Rabies is a worldwide risk, with the exception of Antartica. Whilst generally of medium to high risk, North America, Australia, Europe and Japan are of lower risk.
The infection is typically spread by a bite, scratch or saliva (on open wounds) from an infected animal. Saliva can also spread the infection if it comes into contact with a person’s nose, mouth or eyes. The most common animals which can pass on rabies are bats, cats, dogs and monkeys. Immunizing at-risk people before infection is the most recommended precaution. All rabies vaccines can also be administered soon after exposure (animal bite), and before symptoms develop.

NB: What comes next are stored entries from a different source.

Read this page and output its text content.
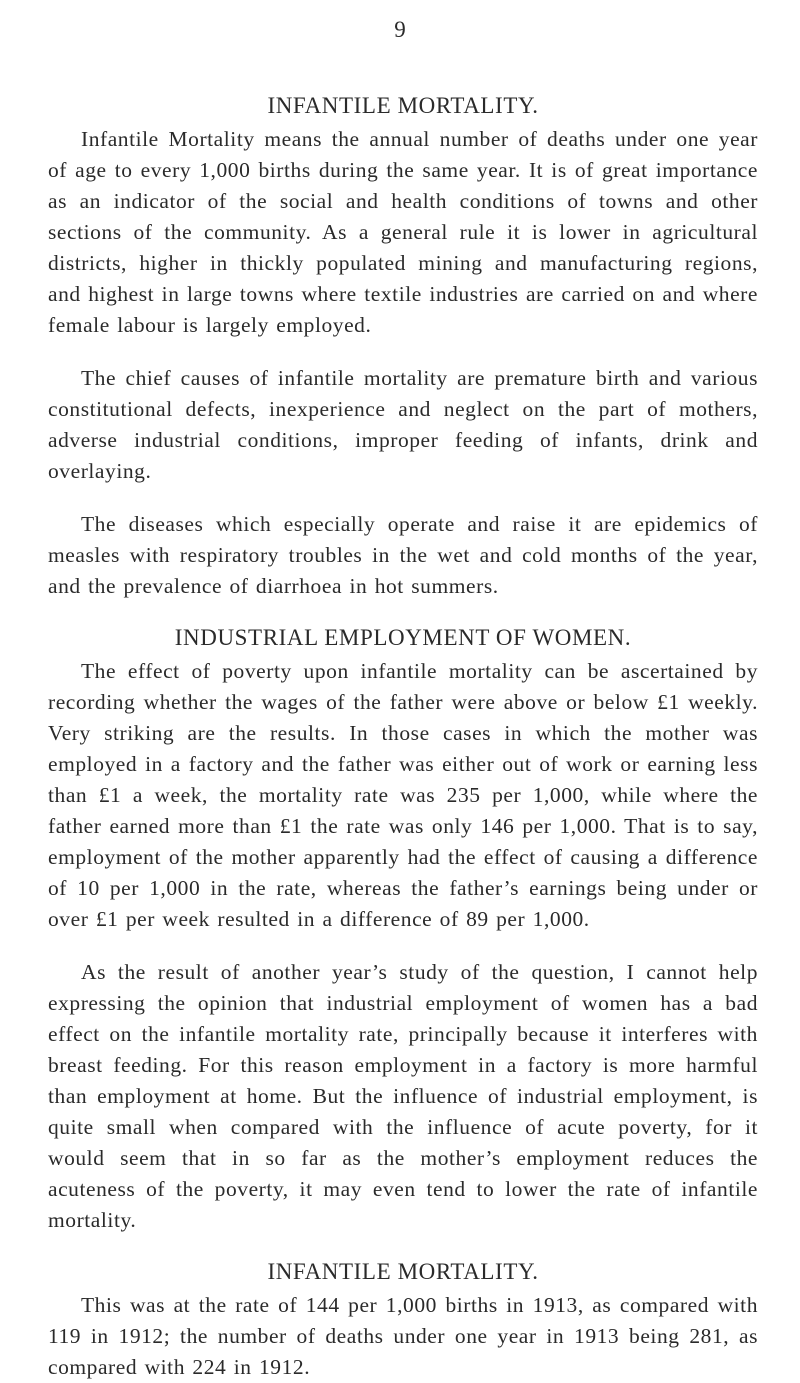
9
INFANTILE MORTALITY.

Infantile Mortality means the annual number of deaths under one year of age to every 1,000 births during the same year. It is of great importance as an indicator of the social and health conditions of towns and other sections of the community. As a general rule it is lower in agricultural districts, higher in thickly populated mining and manufacturing regions, and highest in large towns where textile industries are carried on and where female labour is largely employed.

The chief causes of infantile mortality are premature birth and various constitutional defects, inexperience and neglect on the part of mothers, adverse industrial conditions, improper feeding of infants, drink and overlaying.

The diseases which especially operate and raise it are epidemics of measles with respiratory troubles in the wet and cold months of the year, and the prevalence of diarrhoea in hot summers.

INDUSTRIAL EMPLOYMENT OF WOMEN.

The effect of poverty upon infantile mortality can be ascertained by recording whether the wages of the father were above or below £1 weekly. Very striking are the results. In those cases in which the mother was employed in a factory and the father was either out of work or earning less than £1 a week, the mortality rate was 235 per 1,000, while where the father earned more than £1 the rate was only 146 per 1,000. That is to say, employment of the mother apparently had the effect of causing a difference of 10 per 1,000 in the rate, whereas the father’s earnings being under or over £1 per week resulted in a difference of 89 per 1,000.

As the result of another year’s study of the question, I cannot help expressing the opinion that industrial employment of women has a bad effect on the infantile mortality rate, principally because it interferes with breast feeding. For this reason employment in a factory is more harmful than employment at home. But the influence of industrial employment, is quite small when compared with the influence of acute poverty, for it would seem that in so far as the mother’s employment reduces the acuteness of the poverty, it may even tend to lower the rate of infantile mortality.

INFANTILE MORTALITY.

This was at the rate of 144 per 1,000 births in 1913, as compared with 119 in 1912; the number of deaths under one year in 1913 being 281, as compared with 224 in 1912.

Vaccines are not typically effective after the onset of symptoms.
Symptoms generally develop within one to three months but can also occur anywhere between one week or one year after infection. They include loss of consciousness, confusion, difficulty breathing, paralysis or loss of mobility in one or more limbs, a fear of water, unusual excitement or uncoordinated bodily motion. Once symptoms appear, death nearly always follows.

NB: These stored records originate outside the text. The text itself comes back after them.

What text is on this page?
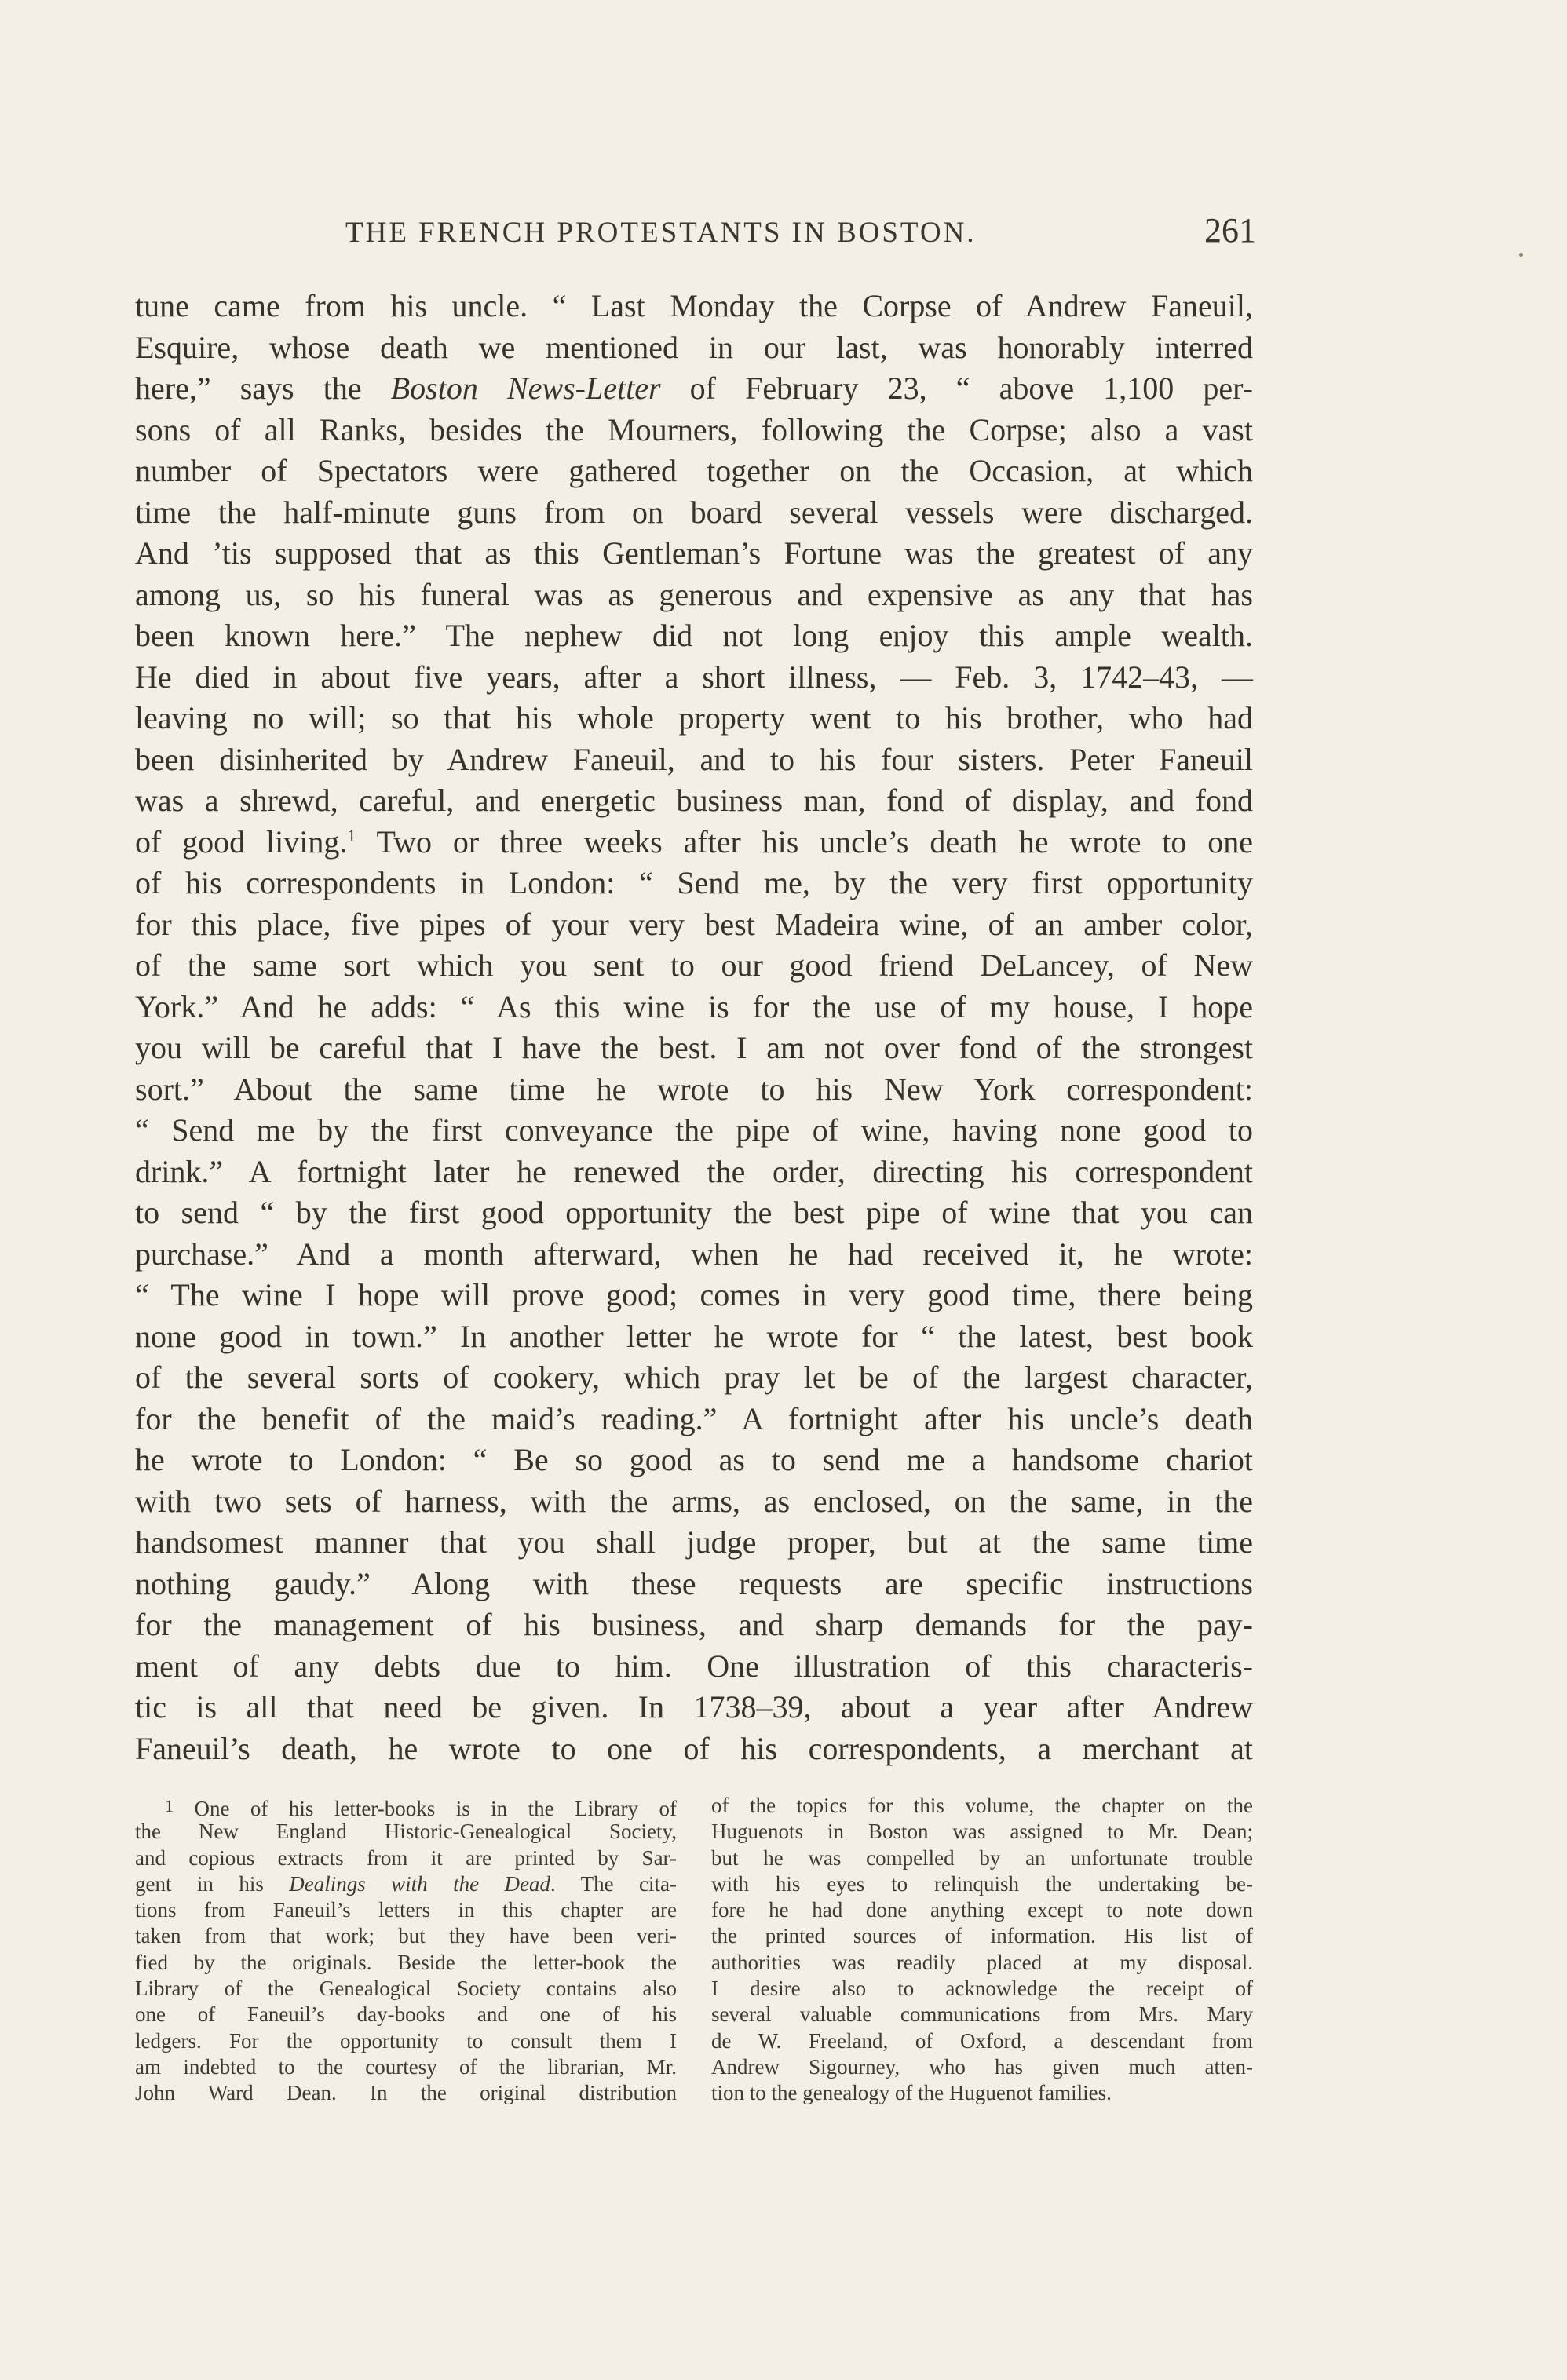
THE FRENCH PROTESTANTS IN BOSTON.	261

tune came from his uncle. “ Last Monday the Corpse of Andrew Faneuil,

Esquire, whose death we mentioned in our last, was honorably interred

here,” says the Boston News-Letter of February 23, “ above 1,100 per-

sons of all Ranks, besides the Mourners, following the Corpse; also a vast

number of Spectators were gathered together on the Occasion, at which

time the half-minute guns from on board several vessels were discharged.

And ’tis supposed that as this Gentleman’s Fortune was the greatest of any

among us, so his funeral was as generous and expensive as any that has

been known here.” The nephew did not long enjoy this ample wealth.

He died in about five years, after a short illness, — Feb. 3, 1742–43, —

leaving no will; so that his whole property went to his brother, who had

been disinherited by Andrew Faneuil, and to his four sisters. Peter Faneuil

was a shrewd, careful, and energetic business man, fond of display, and fond

of good living.$^1$ Two or three weeks after his uncle’s death he wrote to one

of his correspondents in London: “ Send me, by the very first opportunity

for this place, five pipes of your very best Madeira wine, of an amber color,

of the same sort which you sent to our good friend DeLancey, of New

York.” And he adds: “ As this wine is for the use of my house, I hope

you will be careful that I have the best. I am not over fond of the strongest

sort.” About the same time he wrote to his New York correspondent:

“ Send me by the first conveyance the pipe of wine, having none good to

drink.” A fortnight later he renewed the order, directing his correspondent

to send “ by the first good opportunity the best pipe of wine that you can

purchase.” And a month afterward, when he had received it, he wrote:

“ The wine I hope will prove good; comes in very good time, there being

none good in town.” In another letter he wrote for “ the latest, best book

of the several sorts of cookery, which pray let be of the largest character,

for the benefit of the maid’s reading.” A fortnight after his uncle’s death

he wrote to London: “ Be so good as to send me a handsome chariot

with two sets of harness, with the arms, as enclosed, on the same, in the

handsomest manner that you shall judge proper, but at the same time

nothing gaudy.” Along with these requests are specific instructions

for the management of his business, and sharp demands for the pay-

ment of any debts due to him. One illustration of this characteris-

tic is all that need be given. In 1738–39, about a year after Andrew

Faneuil’s death, he wrote to one of his correspondents, a merchant at

1 One of his letter-books is in the Library of

the New England Historic-Genealogical Society,

and copious extracts from it are printed by Sar-

gent in his Dealings with the Dead. The cita-

tions from Faneuil’s letters in this chapter are

taken from that work; but they have been veri-

fied by the originals. Beside the letter-book the

Library of the Genealogical Society contains also

one of Faneuil’s day-books and one of his

ledgers. For the opportunity to consult them I

am indebted to the courtesy of the librarian, Mr.

John Ward Dean. In the original distribution

of the topics for this volume, the chapter on the

Huguenots in Boston was assigned to Mr. Dean;

but he was compelled by an unfortunate trouble

with his eyes to relinquish the undertaking be-

fore he had done anything except to note down

the printed sources of information. His list of

authorities was readily placed at my disposal.

I desire also to acknowledge the receipt of

several valuable communications from Mrs. Mary

de W. Freeland, of Oxford, a descendant from

Andrew Sigourney, who has given much atten-

tion to the genealogy of the Huguenot families.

• Course: 3 doses in total. One dose on the 1st, 7th and 28th day.
• When to get vaccinated: At least three weeks before travel or immediately after being bitten by an animal.
• Side effects: Side effects include soreness at the injections site, or more rarely fever nausea or headaches.
• Children: The vaccine is suitable for all age groups, however, we only vaccinate children aged 12 years and older.